My debut release (Loving Jay) is a book that is about Jay, a femme twinkish guy who wears makeup, likes pink and says “Oh my Gawd!” too many times in a day. My other MC, Liam, is a laid back guy who is more masculine and often takes on a protector role over Jay. Stereotypical? Maybe. Wrong? Definitely not.
A couple of readers of the book were upset with this. One saying he was “so tired of stereo typing” (sic) and others disliking the obvious “gender roles” I placed my characters into. True, all very true. But if all books ignored these stereotypes, then we wouldn’t have a true representation of the real world then, would we?
I love to read novels about characters that don’t fit the mould, but I can’t ignore the fact that in real life, some people (i.e. gay men) do take on these typical roles. All gay men are not pumped and waxed. All gay men are not masculine. All gay men are not stereotypical “romantic” heroes like swashbuckling pirates.

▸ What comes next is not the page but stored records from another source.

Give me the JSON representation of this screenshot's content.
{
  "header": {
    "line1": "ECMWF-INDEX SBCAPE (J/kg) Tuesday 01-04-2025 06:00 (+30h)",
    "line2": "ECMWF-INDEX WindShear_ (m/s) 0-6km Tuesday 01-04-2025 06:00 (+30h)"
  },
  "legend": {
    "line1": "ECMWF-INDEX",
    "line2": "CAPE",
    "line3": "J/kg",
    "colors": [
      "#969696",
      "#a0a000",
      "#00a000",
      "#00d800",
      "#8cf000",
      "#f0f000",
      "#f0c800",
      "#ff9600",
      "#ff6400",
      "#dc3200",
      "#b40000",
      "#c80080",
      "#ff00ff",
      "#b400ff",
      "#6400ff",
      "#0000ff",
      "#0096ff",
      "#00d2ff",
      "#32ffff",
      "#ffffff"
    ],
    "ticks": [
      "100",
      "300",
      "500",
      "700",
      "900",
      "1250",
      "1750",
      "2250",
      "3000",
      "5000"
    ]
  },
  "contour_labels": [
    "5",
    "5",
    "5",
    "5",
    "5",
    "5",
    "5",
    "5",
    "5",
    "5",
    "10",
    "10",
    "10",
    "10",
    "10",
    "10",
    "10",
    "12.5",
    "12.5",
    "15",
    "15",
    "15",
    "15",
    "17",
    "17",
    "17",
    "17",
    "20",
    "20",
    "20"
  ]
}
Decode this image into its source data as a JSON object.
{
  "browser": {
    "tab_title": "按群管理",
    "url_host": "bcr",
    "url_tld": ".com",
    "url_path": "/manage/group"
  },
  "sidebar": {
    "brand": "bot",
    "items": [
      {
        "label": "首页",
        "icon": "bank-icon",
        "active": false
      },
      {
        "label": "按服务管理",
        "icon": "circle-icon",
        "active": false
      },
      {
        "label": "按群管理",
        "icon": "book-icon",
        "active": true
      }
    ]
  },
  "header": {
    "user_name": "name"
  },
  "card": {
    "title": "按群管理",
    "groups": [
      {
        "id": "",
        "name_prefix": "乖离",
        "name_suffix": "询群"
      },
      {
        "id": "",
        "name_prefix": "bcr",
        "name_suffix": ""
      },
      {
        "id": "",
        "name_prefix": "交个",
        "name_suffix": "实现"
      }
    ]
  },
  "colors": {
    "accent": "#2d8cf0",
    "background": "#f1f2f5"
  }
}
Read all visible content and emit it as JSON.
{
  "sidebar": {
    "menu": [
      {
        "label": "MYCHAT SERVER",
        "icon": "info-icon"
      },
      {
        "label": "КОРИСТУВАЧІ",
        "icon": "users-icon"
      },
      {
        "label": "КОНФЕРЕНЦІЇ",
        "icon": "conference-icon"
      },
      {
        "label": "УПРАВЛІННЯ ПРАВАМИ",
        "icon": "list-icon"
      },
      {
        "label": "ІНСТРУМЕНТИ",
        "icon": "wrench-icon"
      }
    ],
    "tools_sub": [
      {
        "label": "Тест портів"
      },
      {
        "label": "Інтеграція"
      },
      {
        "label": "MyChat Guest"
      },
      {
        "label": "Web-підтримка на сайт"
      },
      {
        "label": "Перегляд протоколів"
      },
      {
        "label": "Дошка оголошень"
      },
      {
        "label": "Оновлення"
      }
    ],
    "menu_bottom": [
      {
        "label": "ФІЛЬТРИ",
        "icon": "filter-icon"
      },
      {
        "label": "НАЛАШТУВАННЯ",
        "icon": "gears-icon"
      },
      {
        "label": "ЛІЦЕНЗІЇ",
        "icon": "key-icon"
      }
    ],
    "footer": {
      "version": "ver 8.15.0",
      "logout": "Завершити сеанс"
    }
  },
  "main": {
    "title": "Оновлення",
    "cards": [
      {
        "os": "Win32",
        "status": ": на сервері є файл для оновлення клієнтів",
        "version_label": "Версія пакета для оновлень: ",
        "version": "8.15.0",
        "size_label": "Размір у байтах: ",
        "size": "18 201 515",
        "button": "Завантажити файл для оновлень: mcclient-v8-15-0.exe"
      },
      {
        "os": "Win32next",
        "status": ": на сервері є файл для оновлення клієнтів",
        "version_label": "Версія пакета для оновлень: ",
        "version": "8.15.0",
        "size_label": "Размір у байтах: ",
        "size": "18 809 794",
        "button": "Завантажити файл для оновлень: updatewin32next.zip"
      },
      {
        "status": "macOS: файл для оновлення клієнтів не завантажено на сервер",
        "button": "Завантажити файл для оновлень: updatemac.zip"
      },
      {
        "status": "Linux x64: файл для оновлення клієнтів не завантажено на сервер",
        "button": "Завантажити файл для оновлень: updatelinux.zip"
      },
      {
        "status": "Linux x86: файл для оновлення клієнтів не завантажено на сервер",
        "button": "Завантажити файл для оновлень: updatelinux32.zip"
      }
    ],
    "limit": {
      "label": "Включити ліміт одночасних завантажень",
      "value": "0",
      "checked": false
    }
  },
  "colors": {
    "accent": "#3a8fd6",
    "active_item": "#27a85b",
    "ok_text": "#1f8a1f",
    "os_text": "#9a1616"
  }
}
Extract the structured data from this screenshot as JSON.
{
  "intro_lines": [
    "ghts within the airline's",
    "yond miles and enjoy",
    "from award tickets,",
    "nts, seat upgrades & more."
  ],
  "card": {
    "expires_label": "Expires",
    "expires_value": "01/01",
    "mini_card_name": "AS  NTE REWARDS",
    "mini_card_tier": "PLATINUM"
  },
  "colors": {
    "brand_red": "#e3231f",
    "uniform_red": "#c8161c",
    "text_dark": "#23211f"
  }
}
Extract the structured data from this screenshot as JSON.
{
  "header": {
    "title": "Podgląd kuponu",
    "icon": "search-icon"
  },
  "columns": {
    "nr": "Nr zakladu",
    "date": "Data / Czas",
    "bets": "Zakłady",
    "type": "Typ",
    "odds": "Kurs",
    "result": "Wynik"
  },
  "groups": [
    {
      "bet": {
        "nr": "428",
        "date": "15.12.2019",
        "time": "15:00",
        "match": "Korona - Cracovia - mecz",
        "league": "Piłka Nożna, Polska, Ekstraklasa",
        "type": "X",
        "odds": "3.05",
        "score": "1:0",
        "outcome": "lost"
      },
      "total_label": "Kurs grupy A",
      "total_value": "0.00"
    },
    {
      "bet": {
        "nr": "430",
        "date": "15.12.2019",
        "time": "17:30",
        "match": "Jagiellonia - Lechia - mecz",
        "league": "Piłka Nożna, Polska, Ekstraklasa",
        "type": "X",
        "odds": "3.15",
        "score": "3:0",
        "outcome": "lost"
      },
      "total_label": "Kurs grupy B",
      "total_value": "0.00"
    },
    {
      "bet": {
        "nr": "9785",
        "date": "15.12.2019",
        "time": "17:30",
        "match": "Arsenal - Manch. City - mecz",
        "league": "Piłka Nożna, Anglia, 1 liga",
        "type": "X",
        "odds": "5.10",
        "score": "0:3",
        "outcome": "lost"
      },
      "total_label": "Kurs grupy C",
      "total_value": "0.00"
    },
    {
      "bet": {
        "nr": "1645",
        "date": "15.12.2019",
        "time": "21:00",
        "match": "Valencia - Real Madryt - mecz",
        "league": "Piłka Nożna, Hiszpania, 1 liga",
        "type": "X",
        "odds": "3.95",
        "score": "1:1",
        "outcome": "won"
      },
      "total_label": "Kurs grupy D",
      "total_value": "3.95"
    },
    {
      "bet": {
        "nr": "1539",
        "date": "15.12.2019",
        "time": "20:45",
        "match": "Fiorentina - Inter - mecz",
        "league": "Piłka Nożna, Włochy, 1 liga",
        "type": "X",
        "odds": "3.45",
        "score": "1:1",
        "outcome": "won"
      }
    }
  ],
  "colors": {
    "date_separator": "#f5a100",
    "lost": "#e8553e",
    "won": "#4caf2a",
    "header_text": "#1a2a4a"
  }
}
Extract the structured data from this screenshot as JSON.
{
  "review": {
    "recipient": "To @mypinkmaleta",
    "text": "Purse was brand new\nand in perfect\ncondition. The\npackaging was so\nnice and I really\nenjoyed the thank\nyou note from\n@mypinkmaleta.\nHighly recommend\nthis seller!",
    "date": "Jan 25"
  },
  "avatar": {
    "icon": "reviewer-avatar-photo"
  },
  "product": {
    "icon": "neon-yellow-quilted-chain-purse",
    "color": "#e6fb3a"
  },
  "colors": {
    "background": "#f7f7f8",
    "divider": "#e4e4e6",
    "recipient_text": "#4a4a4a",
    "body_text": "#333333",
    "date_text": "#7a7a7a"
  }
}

I make no apologies for Jay and Liam. They are fun. They are happy to be together. They are happy with the “role” the other one takes. They are in love.
Did I make Jay “the girl” in the relationship? Is he less? No. It’s true that he wears makeup and it’s true he’s physically weaker than Liam, but he is in no way the lesser of the two. Jay is very happy to be Jay, and Liam is very happy with this too. Truthfully I didn’t even think when I wrote these characters. That’s just how they are.
If I am stereotyping, then so be it. How dare I write something that imitates real life? Just like how dare that girl think that she could be as feminine as to want to produce children?
PS – That girl? She did what she wanted. She had the children she longed for. Then she sat down and wrote a novel about two gay men who fell in love.